Practice Problem Link: Substring Search - II
Please make sure to try solving the problem yourself before looking at the editorial.
Problem Statement
Given two strings s1 and s2, find the index of the first occurrence of s2 in s1 as a substring.
If no such occurence exists, return -1.
This problem is also known as finding needle in a haystack.
Use the Rabin-Karp algorithm to solve this problem.
Approach
We will use the Rabin - Karp algorithm to solve this problem. The Rabin Karp algorithm relies on the technique of String Hashing as a prerequisite. The Rabin Karp algorithm is an optimization over the standard naive algorithm of sliding over the substrings of the string to search for the pattern, in the way that first it compares the hash values of the 2 strings, and if they match then only it begins to do the character by character matching for confirmation. The hash values we need to know are:
- Hash Value of the pattern.
- Hash Values of all the substrings of the first string.
Finding Hash Values of Substrings Quickly:
The hash function should be computable from the current hash value and the character next in line in the string. By choosing such a hash function, we can compute the hash as:
hash[s[i]…..s[j]] = rehash(text[s[i]….s[j]], hash[s[i]….s[j - 1]])

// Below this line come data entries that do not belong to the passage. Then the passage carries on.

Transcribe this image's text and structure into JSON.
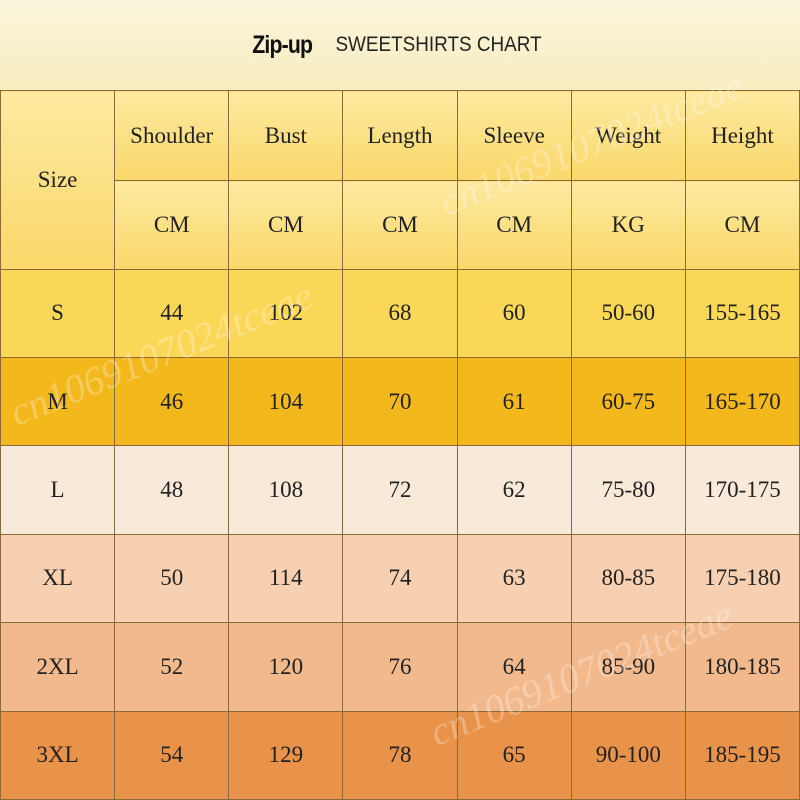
{
  "title": {
    "bold": "Zip-up",
    "rest": "SWEETSHIRTS CHART"
  },
  "watermark": "cn1069107024tceae",
  "table": {
    "headers": [
      "Size",
      "Shoulder",
      "Bust",
      "Length",
      "Sleeve",
      "Weight",
      "Height"
    ],
    "units": [
      "CM",
      "CM",
      "CM",
      "CM",
      "KG",
      "CM"
    ],
    "rows": [
      [
        "S",
        "44",
        "102",
        "68",
        "60",
        "50-60",
        "155-165"
      ],
      [
        "M",
        "46",
        "104",
        "70",
        "61",
        "60-75",
        "165-170"
      ],
      [
        "L",
        "48",
        "108",
        "72",
        "62",
        "75-80",
        "170-175"
      ],
      [
        "XL",
        "50",
        "114",
        "74",
        "63",
        "80-85",
        "175-180"
      ],
      [
        "2XL",
        "52",
        "120",
        "76",
        "64",
        "85-90",
        "180-185"
      ],
      [
        "3XL",
        "54",
        "129",
        "78",
        "65",
        "90-100",
        "185-195"
      ]
    ]
  }
}
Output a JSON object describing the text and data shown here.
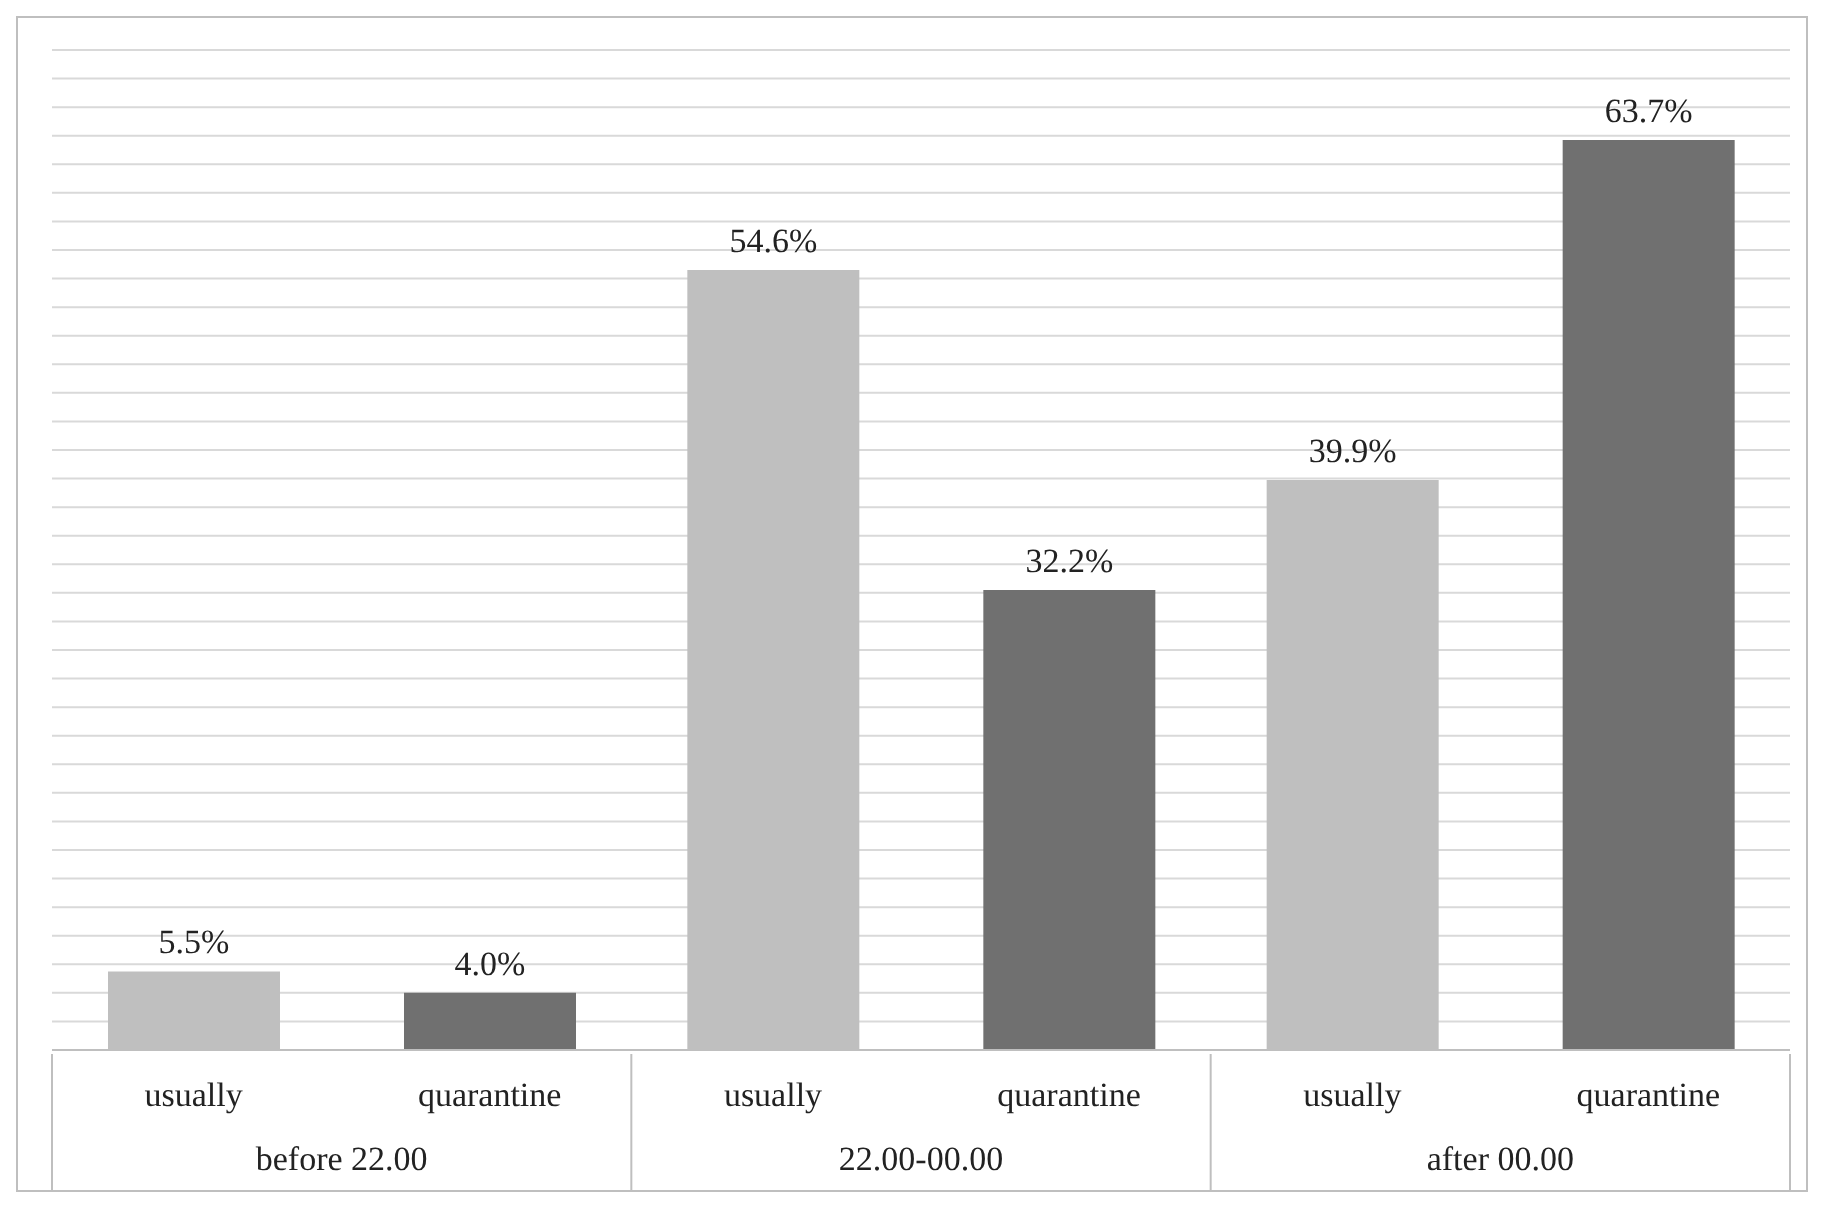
{
  "chart_data": {
    "type": "bar",
    "categories": [
      "before 22.00",
      "22.00-00.00",
      "after 00.00"
    ],
    "series": [
      {
        "name": "usually",
        "color": "#bfbfbf",
        "values": [
          5.5,
          54.6,
          39.9
        ],
        "value_labels": [
          "5.5%",
          "54.6%",
          "39.9%"
        ]
      },
      {
        "name": "quarantine",
        "color": "#707070",
        "values": [
          4.0,
          32.2,
          63.7
        ],
        "value_labels": [
          "4.0%",
          "32.2%",
          "63.7%"
        ]
      }
    ],
    "grid": "y",
    "tick_labels": "x",
    "legend": false
  }
}
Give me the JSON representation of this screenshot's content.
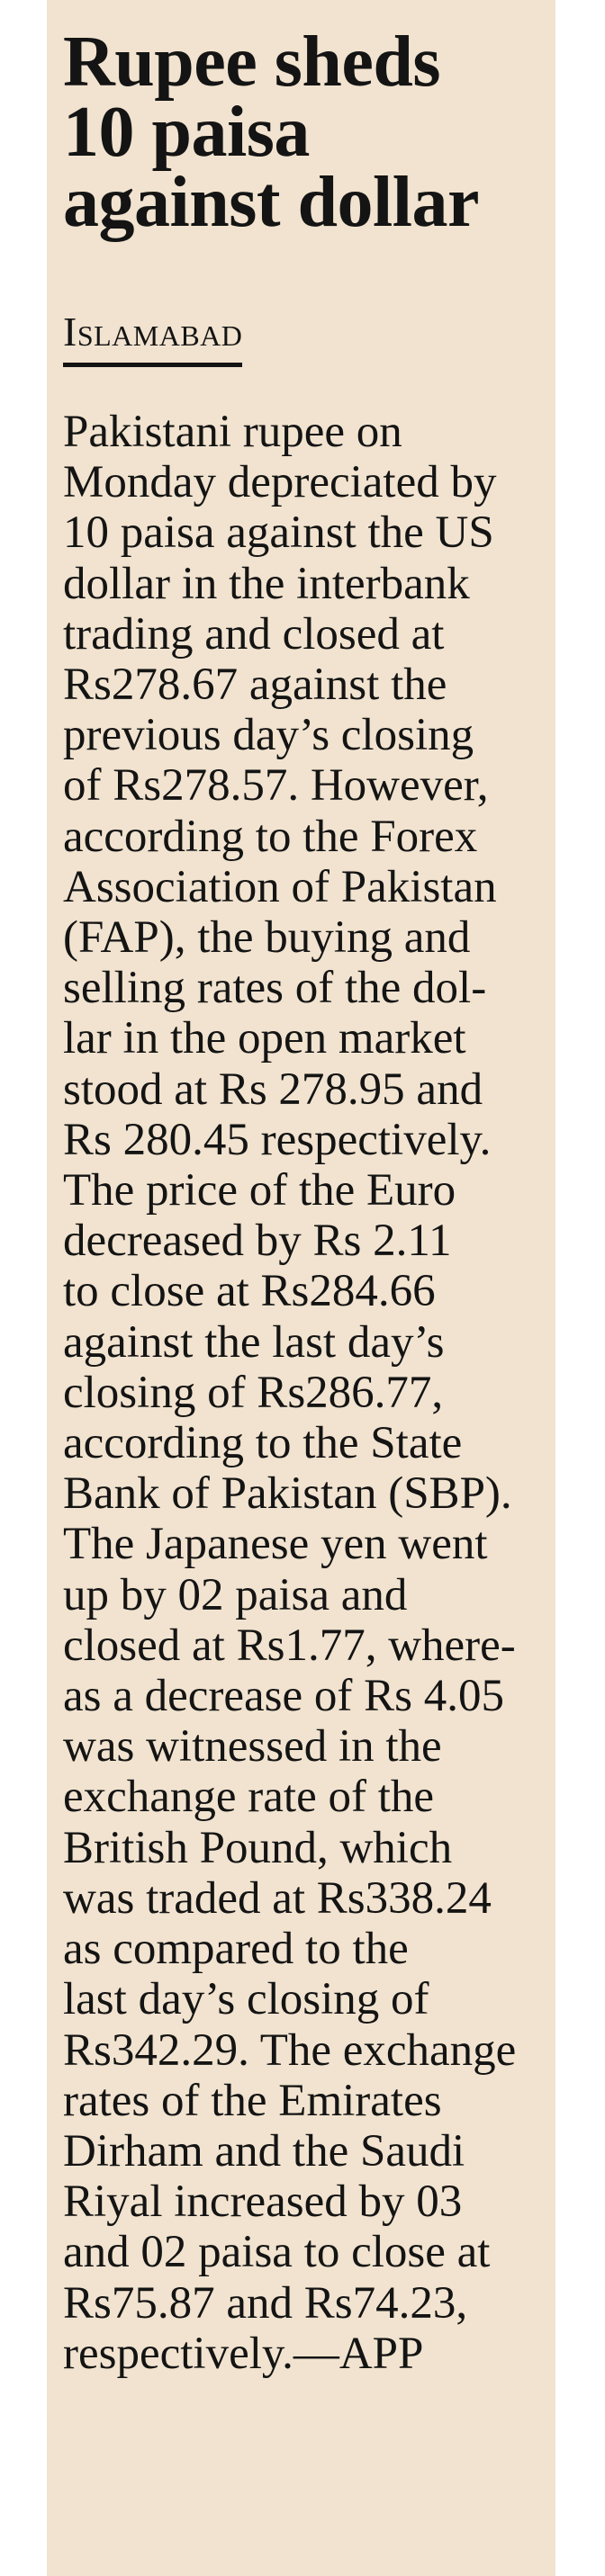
{
  "article": {
    "headline": [
      "Rupee sheds",
      "10 paisa",
      "against dollar"
    ],
    "dateline": "Islamabad",
    "body": [
      "Pakistani rupee on",
      "Monday depreciated by",
      "10 paisa against the US",
      "dollar in the interbank",
      "trading and closed at",
      "Rs278.67 against the",
      "previous day’s closing",
      "of Rs278.57. However,",
      "according to the Forex",
      "Association of Pakistan",
      "(FAP), the buying and",
      "selling rates of the dol-",
      "lar in the open market",
      "stood at Rs 278.95 and",
      "Rs 280.45 respectively.",
      "The price of the Euro",
      "decreased by Rs 2.11",
      "to close at Rs284.66",
      "against the last day’s",
      "closing of Rs286.77,",
      "according to the State",
      "Bank of Pakistan (SBP).",
      "The Japanese yen went",
      "up by 02 paisa and",
      "closed at Rs1.77, where-",
      "as a decrease of Rs 4.05",
      "was witnessed in the",
      "exchange rate of the",
      "British Pound, which",
      "was traded at Rs338.24",
      "as compared to the",
      "last day’s closing of",
      "Rs342.29. The exchange",
      "rates of the Emirates",
      "Dirham and the Saudi",
      "Riyal increased by 03",
      "and 02 paisa to close at",
      "Rs75.87 and Rs74.23,",
      "respectively.—APP"
    ]
  }
}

The rehash function should be chosen so as to perform in constant time.
Analysis:
- Time Complexity: O(|s1| * |s2|) // Average Case is O(|s1| + |s2|)
- Space Complexity: O(1)
Implementation
C++
const int CHARSET = 26;
const int MOD = 29;
int rabinKarp(string pattern, string text, int m, int n) {
int hash = 1, patternHash = 0, textHash = 0;
for(int i = 1; i < m; i++) {
hash *= CHARSET;
hash %= MOD;
}
for(int i = 0; i < m; i++) {
patternHash = (patternHash * CHARSET + pattern[i]) % MOD;
textHash = (textHash * CHARSET + text[i]) % MOD;
}
for(int i = 0; i <= n - m; i++) {
if(patternHash == textHash) {
int index = 0;
for(int j = 0; j < m; j += 1, index += 1) {
if(text[i + j] != pattern[j]) {
break;
}
}
if(index == m) {
return i;
}
}
if(i + m < n) {
textHash = (text[i + m] + CHARSET * (textHash - text[i] * hash)) % MOD;
if(textHash < 0) {
textHash += MOD;
}
}
}
return -1;
}
int findStartIndexOfSubstring(string s1, string s2) {
int m = s2.length();
int n = s1.length();
if(m > n) {
return -1;
}
return rabinKarp(s2, s1, m, n);
}Java
class Solution {
int CHARSET = 26;
int MOD = 29;
int rabinKarp(char[] pattern, char[] text, int m, int n) {
int hash = 1, patternHash = 0, textHash = 0;
for(int i = 1; i < m; i++) {
hash *= CHARSET;
hash %= MOD;
}
for(int i = 0; i < m; i++) {
patternHash = (patternHash * CHARSET + pattern[i]) % MOD;
textHash = (textHash * CHARSET + text[i]) % MOD;
}
for(int i = 0; i <= n - m; i++) {
if(patternHash == textHash) {
int index = 0;
for(int j = 0; j < m; j += 1, index += 1) {
if(text[i + j] != pattern[j]) {
break;
}
}
if(index == m) {
return i;
}
}
if(i + m < n) {
textHash = (text[i + m] + CHARSET * (textHash - text[i] * hash)) % MOD;
if(textHash < 0) {
textHash += MOD;
}
}
}
return -1;
}
int findStartIndexOfSubstring(String s1, String s2) {
int m = s2.length();
int n = s1.length();
if(m > n) {
return -1;
}
return rabinKarp(s2.toCharArray(), s1.toCharArray(), m, n);
}
}